Despite the novelty and relevance of the data obtained, the current study has several limitations. First, it is a retrospective design, which does not allow establishing causal relationships, making it impossible to determine the reasons for the rare use of medical care. Second, we analyzed data on coded encounters rather than complete medical histories, so some diagnoses, particularly in the low-utilization group, may have been missed. Third, the lack of data on received therapy (e.g., anticoagulants, inhaled corticosteroids), smoking status, lung function parameters (forced expiratory volume in 1 s (FEV1)), and socioeconomic status, which could have deepened the interpretation of the clusters. Furthermore, the limitations of the study design do not allow for the assessment of different types of medical care (hospitalization, outpatient care, emergency care, etc.) and the type of medical organization. It should also be noted that since the main objective of the study was to identify patterns of seeking care rather than to establish independent predictors of mortality, no multivariate analysis was performed in the current study to assess the independent contribution of the identified phenotypes to mortality risk. It should also be noted that the patterns obtained may reflect national characteristics of the healthcare system, which may vary from country to country, which is a promising topic for further research.

5. Conclusions

Thus, the current study provides new evidence that healthcare utilization is an effective tool for stratifying patients with COPD and AF. Three distinct clinical healthcare utilization phenotypes with fundamentally different risk profiles were identified. It was found that the “High-frequency utilization phenotype” has a favorable prognosis despite frequent medical care utilization, which emphasizes the protective role of regular medical monitoring.

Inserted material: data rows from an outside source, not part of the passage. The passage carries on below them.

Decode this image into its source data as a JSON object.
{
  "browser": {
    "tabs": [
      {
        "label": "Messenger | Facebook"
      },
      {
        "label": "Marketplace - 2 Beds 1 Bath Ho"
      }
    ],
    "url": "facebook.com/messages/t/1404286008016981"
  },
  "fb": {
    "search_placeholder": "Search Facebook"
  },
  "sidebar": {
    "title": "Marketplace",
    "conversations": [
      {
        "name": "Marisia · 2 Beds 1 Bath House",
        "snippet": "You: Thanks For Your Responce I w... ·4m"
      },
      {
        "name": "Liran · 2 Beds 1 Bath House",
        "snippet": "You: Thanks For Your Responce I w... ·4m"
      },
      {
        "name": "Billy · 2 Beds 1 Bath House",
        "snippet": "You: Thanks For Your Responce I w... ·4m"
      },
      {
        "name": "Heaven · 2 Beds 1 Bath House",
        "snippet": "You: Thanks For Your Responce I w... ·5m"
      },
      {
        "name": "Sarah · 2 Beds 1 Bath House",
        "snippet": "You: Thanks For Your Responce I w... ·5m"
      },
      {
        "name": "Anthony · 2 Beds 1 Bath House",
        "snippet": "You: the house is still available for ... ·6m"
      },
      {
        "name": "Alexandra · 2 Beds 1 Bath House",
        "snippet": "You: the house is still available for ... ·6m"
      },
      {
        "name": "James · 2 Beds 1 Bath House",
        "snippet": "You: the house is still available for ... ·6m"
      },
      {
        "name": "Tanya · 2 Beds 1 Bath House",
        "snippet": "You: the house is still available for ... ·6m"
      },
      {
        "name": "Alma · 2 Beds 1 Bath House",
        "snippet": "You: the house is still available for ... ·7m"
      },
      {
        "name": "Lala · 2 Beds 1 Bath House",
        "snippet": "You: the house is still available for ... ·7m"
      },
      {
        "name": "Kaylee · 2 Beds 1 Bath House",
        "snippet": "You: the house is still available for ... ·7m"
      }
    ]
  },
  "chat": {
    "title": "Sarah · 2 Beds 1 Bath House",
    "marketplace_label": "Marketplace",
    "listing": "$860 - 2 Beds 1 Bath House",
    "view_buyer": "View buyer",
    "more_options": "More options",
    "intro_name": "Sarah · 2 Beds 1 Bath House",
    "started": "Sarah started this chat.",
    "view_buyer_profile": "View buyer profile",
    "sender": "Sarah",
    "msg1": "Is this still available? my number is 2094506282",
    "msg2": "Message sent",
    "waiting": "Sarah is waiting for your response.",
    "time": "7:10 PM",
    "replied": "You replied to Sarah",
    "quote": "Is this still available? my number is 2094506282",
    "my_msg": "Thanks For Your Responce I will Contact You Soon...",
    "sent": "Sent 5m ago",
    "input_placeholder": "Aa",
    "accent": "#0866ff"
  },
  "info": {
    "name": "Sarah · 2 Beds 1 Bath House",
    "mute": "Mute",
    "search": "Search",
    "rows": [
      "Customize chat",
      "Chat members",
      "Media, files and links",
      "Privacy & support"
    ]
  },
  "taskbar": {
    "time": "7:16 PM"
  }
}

The most vulnerable group is patients with Low-frequency utilization phenotype, who have the worst outcomes. These results justify a shift from a uniform strategy for managing comorbid patients to a differentiated one. The results of the study emphasize the need to develop targeted active intervention programs aimed at this high-risk group. These programs may include the development of measures to identify patients with low-frequency utilization patterns, their coverage, and involvement in medical care programs. Such interventions could also include patient navigation services and individualized education aimed at overcoming barriers to healthcare. Further research should focus on identifying the factors that determine low-frequency healthcare utilization and testing the effectiveness of personalized engagement strategies to improve treatment outcomes in this high-risk group.